Hey, I did not noticed this PR got conflicts due to the revert of my other change… I’ll resolve those conflicts in the next days. There was still on open question on whether we should introduce a command line flag to specify a last run state file or not… but I think that are improvements that can also happen after this has been merged
Though, this PR could have some more documentation changes… anyone want to help with that?

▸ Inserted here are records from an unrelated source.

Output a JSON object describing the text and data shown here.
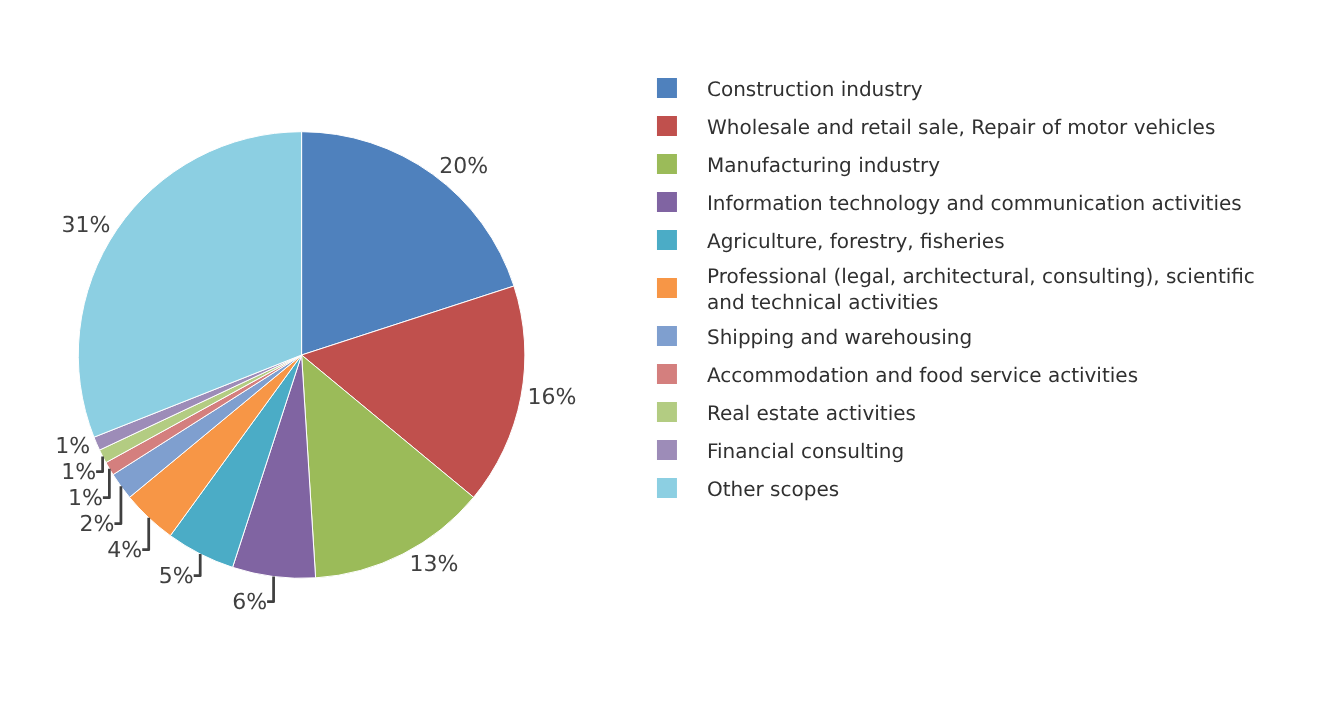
{
  "chart_data": {
    "type": "pie",
    "categories": [
      "Construction industry",
      "Wholesale and retail sale, Repair of motor vehicles",
      "Manufacturing industry",
      "Information technology and communication activities",
      "Agriculture, forestry, fisheries",
      "Professional (legal, architectural, consulting), scientific and technical activities",
      "Shipping and warehousing",
      "Accommodation and food service activities",
      "Real estate activities",
      "Financial consulting",
      "Other scopes"
    ],
    "values": [
      20,
      16,
      13,
      6,
      5,
      4,
      2,
      1,
      1,
      1,
      31
    ],
    "value_labels": [
      "20%",
      "16%",
      "13%",
      "6%",
      "5%",
      "4%",
      "2%",
      "1%",
      "1%",
      "1%",
      "31%"
    ],
    "colors": [
      "#4f81bd",
      "#c0504d",
      "#9bbb59",
      "#8064a2",
      "#4bacc6",
      "#f79646",
      "#7f9fcf",
      "#d47f7e",
      "#b3cc82",
      "#9d8cb8",
      "#8ccfe2"
    ],
    "legend": "right"
  }
}
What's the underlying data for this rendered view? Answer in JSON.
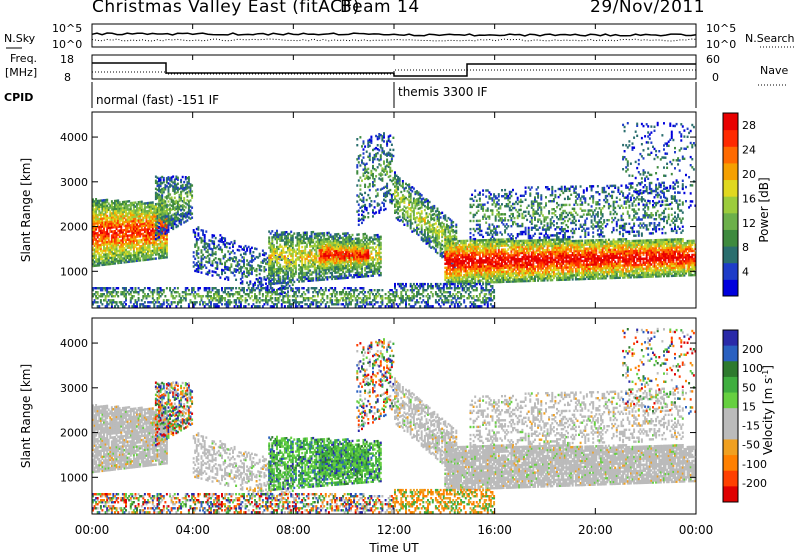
{
  "header": {
    "station": "Christmas Valley East (fitACF)",
    "beam": "Beam 14",
    "date": "29/Nov/2011"
  },
  "top_panels": {
    "noise_label": "N.Sky",
    "noise_ticks": [
      "10^5",
      "10^0"
    ],
    "noise_right_label": "N.Search",
    "freq_label_1": "Freq.",
    "freq_label_2": "[MHz]",
    "freq_ticks": [
      "18",
      "8"
    ],
    "nave_label": "Nave",
    "nave_ticks": [
      "60",
      "0"
    ],
    "cpid_label": "CPID",
    "cpid_segments": [
      {
        "label": "normal (fast) -151 IF",
        "start_hour": 0,
        "end_hour": 12
      },
      {
        "label": "themis 3300 IF",
        "start_hour": 12,
        "end_hour": 24
      }
    ]
  },
  "x_axis": {
    "label": "Time UT",
    "ticks": [
      "00:00",
      "04:00",
      "08:00",
      "12:00",
      "16:00",
      "20:00",
      "00:00"
    ]
  },
  "chart_data": [
    {
      "type": "heatmap",
      "name": "power",
      "ylabel": "Slant Range [km]",
      "yticks": [
        1000,
        2000,
        3000,
        4000
      ],
      "ylim": [
        180,
        4560
      ],
      "xlim_hours": [
        0,
        24
      ],
      "colorbar_label": "Power [dB]",
      "colorbar_ticks": [
        4,
        8,
        12,
        16,
        20,
        24,
        28
      ],
      "colorbar_range": [
        0,
        30
      ],
      "colors": [
        "#0000dd",
        "#1e3cc8",
        "#2a6e6e",
        "#3e8a3e",
        "#6cb04a",
        "#9ccc3c",
        "#e0d820",
        "#f5a000",
        "#ff6a00",
        "#ff2a00",
        "#e80000"
      ]
    },
    {
      "type": "heatmap",
      "name": "velocity",
      "ylabel": "Slant Range [km]",
      "yticks": [
        1000,
        2000,
        3000,
        4000
      ],
      "ylim": [
        180,
        4560
      ],
      "xlim_hours": [
        0,
        24
      ],
      "colorbar_label": "Velocity [m s^-1]",
      "colorbar_ticks": [
        200,
        100,
        50,
        15,
        -15,
        -50,
        -100,
        -200
      ],
      "colors": [
        "#2a2aa8",
        "#2a60c0",
        "#2e7a2e",
        "#3fae3f",
        "#66d040",
        "#bbbbbb",
        "#bbbbbb",
        "#f0a020",
        "#ff8000",
        "#ff4000",
        "#e00000"
      ],
      "ground_scatter_color": "#bbbbbb"
    }
  ]
}
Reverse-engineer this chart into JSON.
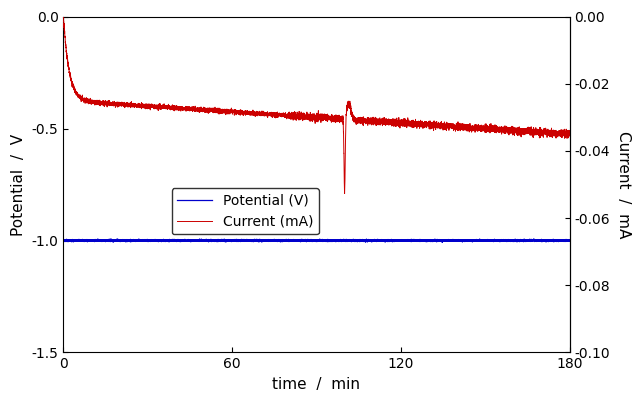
{
  "title": "",
  "xlabel": "time  /  min",
  "ylabel_left": "Potential  /  V",
  "ylabel_right": "Current  /  mA",
  "xlim": [
    0,
    180
  ],
  "ylim_left": [
    -1.5,
    0.0
  ],
  "ylim_right": [
    -0.1,
    0.0
  ],
  "xticks": [
    0,
    60,
    120,
    180
  ],
  "xtick_labels": [
    "0",
    "60",
    "120",
    "180"
  ],
  "yticks_left": [
    0.0,
    -0.5,
    -1.0,
    -1.5
  ],
  "ytick_labels_left": [
    "0.0",
    "-0.5",
    "-1.0",
    "-1.5"
  ],
  "yticks_right": [
    0.0,
    -0.02,
    -0.04,
    -0.06,
    -0.08,
    -0.1
  ],
  "ytick_labels_right": [
    "0.00",
    "-0.02",
    "-0.04",
    "-0.06",
    "-0.08",
    "-0.10"
  ],
  "potential_color": "#0000cc",
  "current_color": "#cc0000",
  "potential_label": "Potential (V)",
  "current_label": "Current (mA)",
  "potential_value": -1.0,
  "noise_amplitude_potential": 0.002,
  "noise_amplitude_current": 0.0003,
  "figsize": [
    6.42,
    4.03
  ],
  "dpi": 100
}
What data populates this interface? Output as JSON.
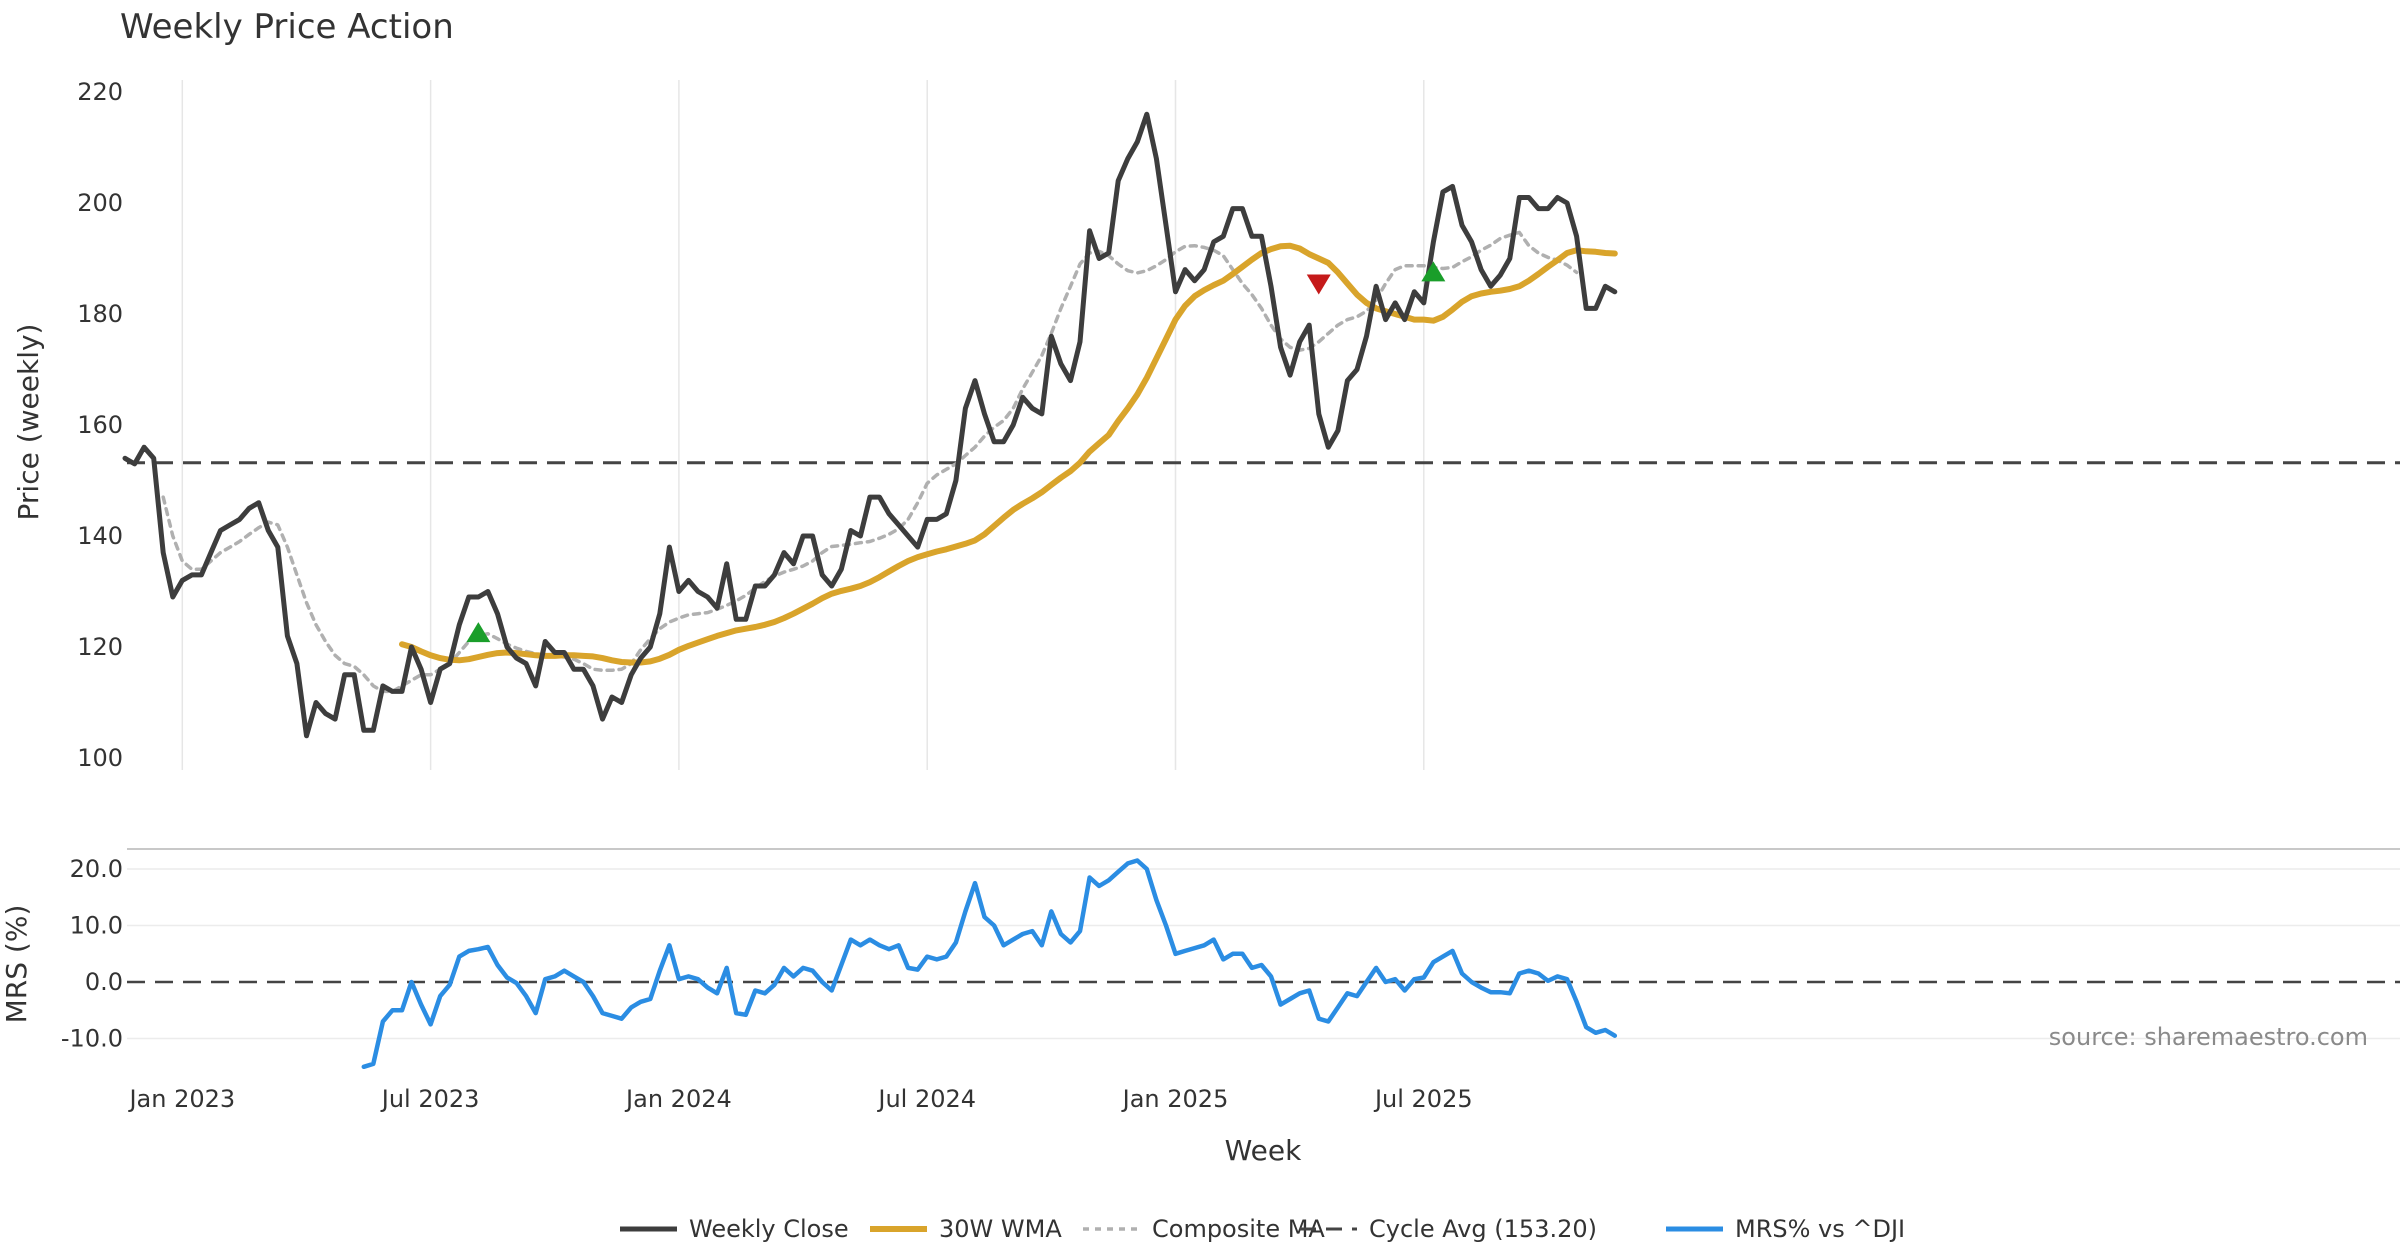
{
  "chart_data": {
    "type": "line",
    "title": "Weekly Price Action",
    "xlabel": "Week",
    "x_tick_labels": [
      "Jan 2023",
      "Jul 2023",
      "Jan 2024",
      "Jul 2024",
      "Jan 2025",
      "Jul 2025"
    ],
    "x_tick_weeks": [
      6,
      32,
      58,
      84,
      110,
      136
    ],
    "legend_position": "bottom",
    "source": "source: sharemaestro.com",
    "price_panel": {
      "ylabel": "Price (weekly)",
      "ylim": [
        100,
        220
      ],
      "yticks": [
        "100",
        "120",
        "140",
        "160",
        "180",
        "200",
        "220"
      ],
      "cycle_avg": 153.2,
      "series": [
        {
          "name": "Weekly Close",
          "color": "#3d3d3d",
          "start_week": 0,
          "values": [
            154,
            153,
            156,
            154,
            137,
            129,
            132,
            133,
            133,
            137,
            141,
            142,
            143,
            145,
            146,
            141,
            138,
            122,
            117,
            104,
            110,
            108,
            107,
            115,
            115,
            105,
            105,
            113,
            112,
            112,
            120,
            116,
            110,
            116,
            117,
            124,
            129,
            129,
            130,
            126,
            120,
            118,
            117,
            113,
            121,
            119,
            119,
            116,
            116,
            113,
            107,
            111,
            110,
            115,
            118,
            120,
            126,
            138,
            130,
            132,
            130,
            129,
            127,
            135,
            125,
            125,
            131,
            131,
            133,
            137,
            135,
            140,
            140,
            133,
            131,
            134,
            141,
            140,
            147,
            147,
            144,
            142,
            140,
            138,
            143,
            143,
            144,
            150,
            163,
            168,
            162,
            157,
            157,
            160,
            165,
            163,
            162,
            176,
            171,
            168,
            175,
            195,
            190,
            191,
            204,
            208,
            211,
            216,
            208,
            196,
            184,
            188,
            186,
            188,
            193,
            194,
            199,
            199,
            194,
            194,
            185,
            174,
            169,
            175,
            178,
            162,
            156,
            159,
            168,
            170,
            176,
            185,
            179,
            182,
            179,
            184,
            182,
            193,
            202,
            203,
            196,
            193,
            188,
            185,
            187,
            190,
            201,
            201,
            199,
            199,
            201,
            200,
            194,
            181,
            181,
            185,
            184
          ]
        },
        {
          "name": "30W WMA",
          "color": "#d9a42b",
          "start_week": 29,
          "values": [
            120.5,
            120,
            119.2,
            118.5,
            118,
            117.7,
            117.6,
            117.8,
            118.2,
            118.6,
            118.9,
            119,
            118.9,
            118.7,
            118.5,
            118.4,
            118.4,
            118.5,
            118.5,
            118.4,
            118.3,
            118,
            117.6,
            117.3,
            117.2,
            117.2,
            117.4,
            117.9,
            118.6,
            119.5,
            120.2,
            120.8,
            121.4,
            122,
            122.5,
            123,
            123.3,
            123.6,
            124,
            124.5,
            125.2,
            126,
            126.9,
            127.8,
            128.8,
            129.6,
            130.1,
            130.5,
            131,
            131.7,
            132.6,
            133.6,
            134.6,
            135.5,
            136.2,
            136.7,
            137.2,
            137.6,
            138.1,
            138.6,
            139.2,
            140.3,
            141.8,
            143.3,
            144.7,
            145.8,
            146.8,
            147.9,
            149.2,
            150.5,
            151.7,
            153.2,
            155.2,
            156.7,
            158.2,
            160.7,
            163,
            165.5,
            168.5,
            172,
            175.5,
            179,
            181.5,
            183.2,
            184.3,
            185.2,
            186,
            187.2,
            188.5,
            189.8,
            191,
            191.7,
            192.2,
            192.3,
            191.8,
            190.8,
            190,
            189.2,
            187.5,
            185.5,
            183.5,
            182,
            181,
            180.5,
            180,
            179.5,
            179,
            179,
            178.8,
            179.5,
            180.8,
            182.2,
            183.2,
            183.7,
            184,
            184.2,
            184.5,
            185,
            186,
            187.2,
            188.5,
            189.7,
            191,
            191.5,
            191.3,
            191.2,
            191,
            190.9
          ]
        },
        {
          "name": "Composite MA",
          "color": "#b0b0b0",
          "start_week": 4,
          "values": [
            147,
            140,
            135.5,
            134,
            134,
            135.5,
            137,
            138,
            139,
            140.3,
            141.5,
            142.5,
            142,
            138,
            133,
            128,
            124,
            121,
            118.5,
            117,
            116.5,
            115,
            113,
            112,
            112,
            113,
            114,
            115,
            115,
            116,
            117,
            119,
            121,
            122,
            122.4,
            121.5,
            120.5,
            119.8,
            119.2,
            118.8,
            118.5,
            118.4,
            118.2,
            117.8,
            117,
            116,
            115.8,
            115.8,
            116,
            117,
            119.5,
            121.5,
            123.3,
            124.5,
            125.2,
            125.8,
            126,
            126.2,
            126.8,
            127.5,
            128.3,
            129.3,
            130.6,
            131.8,
            132.8,
            133.5,
            134,
            134.6,
            135.5,
            137,
            138.1,
            138.3,
            138.5,
            138.8,
            139,
            139.6,
            140.3,
            141.3,
            143,
            146,
            149.5,
            151,
            152,
            153,
            154.5,
            156,
            158,
            159.6,
            160.8,
            163,
            166.5,
            169.5,
            172.5,
            176.5,
            181,
            185,
            189,
            191,
            191.3,
            190.5,
            189,
            187.8,
            187.4,
            187.8,
            188.7,
            189.8,
            191.2,
            192.2,
            192.3,
            192,
            191.5,
            190.5,
            188,
            185.5,
            183.5,
            181,
            178,
            175.5,
            174,
            173.5,
            173.8,
            175,
            176.5,
            178,
            179,
            179.5,
            180.5,
            182.5,
            185.5,
            188,
            188.7,
            188.7,
            188.7,
            188.4,
            188.2,
            188.4,
            189.4,
            190.3,
            191.5,
            192.4,
            193.6,
            194.2,
            194.7,
            192.3,
            191,
            190.2,
            189.7,
            188.8,
            187.5
          ]
        },
        {
          "name": "Cycle Avg (153.20)",
          "color": "#444444",
          "dashed": true,
          "constant": 153.2
        }
      ],
      "signals": [
        {
          "type": "buy",
          "week": 37,
          "price": 122.5,
          "color": "#1a9e2a"
        },
        {
          "type": "sell",
          "week": 125,
          "price": 185.5,
          "color": "#c51a1a"
        },
        {
          "type": "buy",
          "week": 137,
          "price": 187.5,
          "color": "#1a9e2a"
        }
      ]
    },
    "mrs_panel": {
      "ylabel": "MRS (%)",
      "ylim": [
        -15,
        22
      ],
      "yticks": [
        "-10.0",
        "0.0",
        "10.0",
        "20.0"
      ],
      "series": [
        {
          "name": "MRS% vs ^DJI",
          "color": "#2b8de3",
          "start_week": 25,
          "values": [
            -15,
            -14.5,
            -7,
            -5,
            -5,
            0,
            -4,
            -7.5,
            -2.5,
            -0.5,
            4.5,
            5.5,
            5.8,
            6.2,
            3,
            0.8,
            -0.2,
            -2.5,
            -5.5,
            0.5,
            1,
            2,
            1,
            0,
            -2.5,
            -5.5,
            -6,
            -6.5,
            -4.5,
            -3.5,
            -3,
            2,
            6.5,
            0.5,
            1,
            0.5,
            -1,
            -2,
            2.5,
            -5.5,
            -5.8,
            -1.5,
            -2,
            -0.5,
            2.5,
            1,
            2.5,
            2,
            0,
            -1.5,
            3,
            7.5,
            6.5,
            7.5,
            6.5,
            5.8,
            6.5,
            2.5,
            2.2,
            4.5,
            4,
            4.5,
            7,
            12.5,
            17.5,
            11.5,
            10,
            6.5,
            7.5,
            8.5,
            9,
            6.5,
            12.5,
            8.5,
            7,
            9,
            18.5,
            17,
            18,
            19.5,
            21,
            21.5,
            20,
            14.5,
            10,
            5,
            5.5,
            6,
            6.5,
            7.5,
            4,
            5,
            5,
            2.5,
            3,
            1,
            -4,
            -3,
            -2,
            -1.5,
            -6.5,
            -7,
            -4.5,
            -2,
            -2.5,
            0,
            2.5,
            0,
            0.5,
            -1.5,
            0.5,
            0.8,
            3.5,
            4.5,
            5.5,
            1.5,
            0,
            -1,
            -1.8,
            -1.8,
            -2,
            1.5,
            2,
            1.5,
            0.2,
            1,
            0.5,
            -3.5,
            -8,
            -9,
            -8.5,
            -9.5
          ]
        }
      ]
    }
  }
}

Test results for "tests 1"
15 failed :x: [chromium] › components/codeMirrorWrapper.spec.tsx:72:5 › highlight JavaScript :x: [chromium] › components/codeMirrorWrapper.spec.tsx:77:5 › highlight Python :x: [chromium] › components/codeMirrorWrapper.spec.tsx:82:5 › highlight Java :x: [chromium] › components/codeMirrorWrapper.spec.tsx:87:5 › highlight C# :x: [chromium] › components/codeMirrorWrapper.spec.tsx:92:5 › highlight lines :x: [chromium] › components/expandable.spec.tsx:23:5 › should render collapsed :x: [chromium] › components/expandable.spec.tsx:30:5 › should render expanded :x: [chromium] › components/expandable.spec.tsx:37:5 › click should expand :x: [chromium] › components/splitView.spec.tsx:23:5 › should render :x: [chromium] › components/splitView.spec.tsx:34:5 › should render sidebar first :x: [chromium] › components/splitView.spec.tsx:45:5 › should render horizontal split :x: [chromium] › components/splitView.spec.tsx:56:5 › should hide sidebar :x: [chromium] › components/splitView.spec.tsx:65:5 › drag resize :x: [chromium] › shared/imageDiffView.spec.tsx:38:5 › should render links :x: [chromium] › shared/imageDiffView.spec.tsx:47:5 › should show diff by default
0 passed :heavy_check_mark::heavy_check_mark::heavy_check_mark:
Merge workflow run.
Test results for "tests 1"
1 failed :x: [playwright-test] › reporter-html.spec.ts:389:5 › created › should use different path if attachments base url option is provided
2 flaky
:warning: [chromium-library] › library/capabilities.spec.ts:137:3 › should not crash on showDirectoryPicker:warning: [playwright-test] › ui-mode-test-watch.spec.ts:145:5 › should watch all
28476 passed, 649 skipped :heavy_check_mark::heavy_check_mark::heavy_check_mark:
Merge workflow run.
Test results for "tests 1"
7 flaky
:warning: [chromium-library] › library/browsercontext-fetch-happy-eyeballs.spec.ts:49:3 › get should work on request fixture:warning: [chromium-library] › library/browsercontext-fetch-happy-eyeballs.spec.ts:49:3 › get should work on request fixture
:warning: [chromium-library] › library/browsercontext-fetch-happy-eyeballs.spec.ts:49:3 › get should work on request fixture
:warning: [firefox-library] › library/browsercontext-fetch-happy-eyeballs.spec.ts:49:3 › get should work on request fixture
:warning: [chromium-library] › library/browsercontext-fetch-happy-eyeballs.spec.ts:49:3 › get should work on request fixture
:warning: [playwright-test] › ui-mode-test-screencast.spec.ts:21:5 › should show screenshots
:warning: [webkit-library] › library/browsercontext-fetch-happy-eyeballs.spec.ts:49:3 › get should work on request fixture
28487 passed, 649 skipped :heavy_check_mark::heavy_check_mark::heavy_check_mark:
Merge workflow run.
@dgozman I've just added --last-run-file= cli flag and CI seems to be happy… any further work needed on this PR to get merged?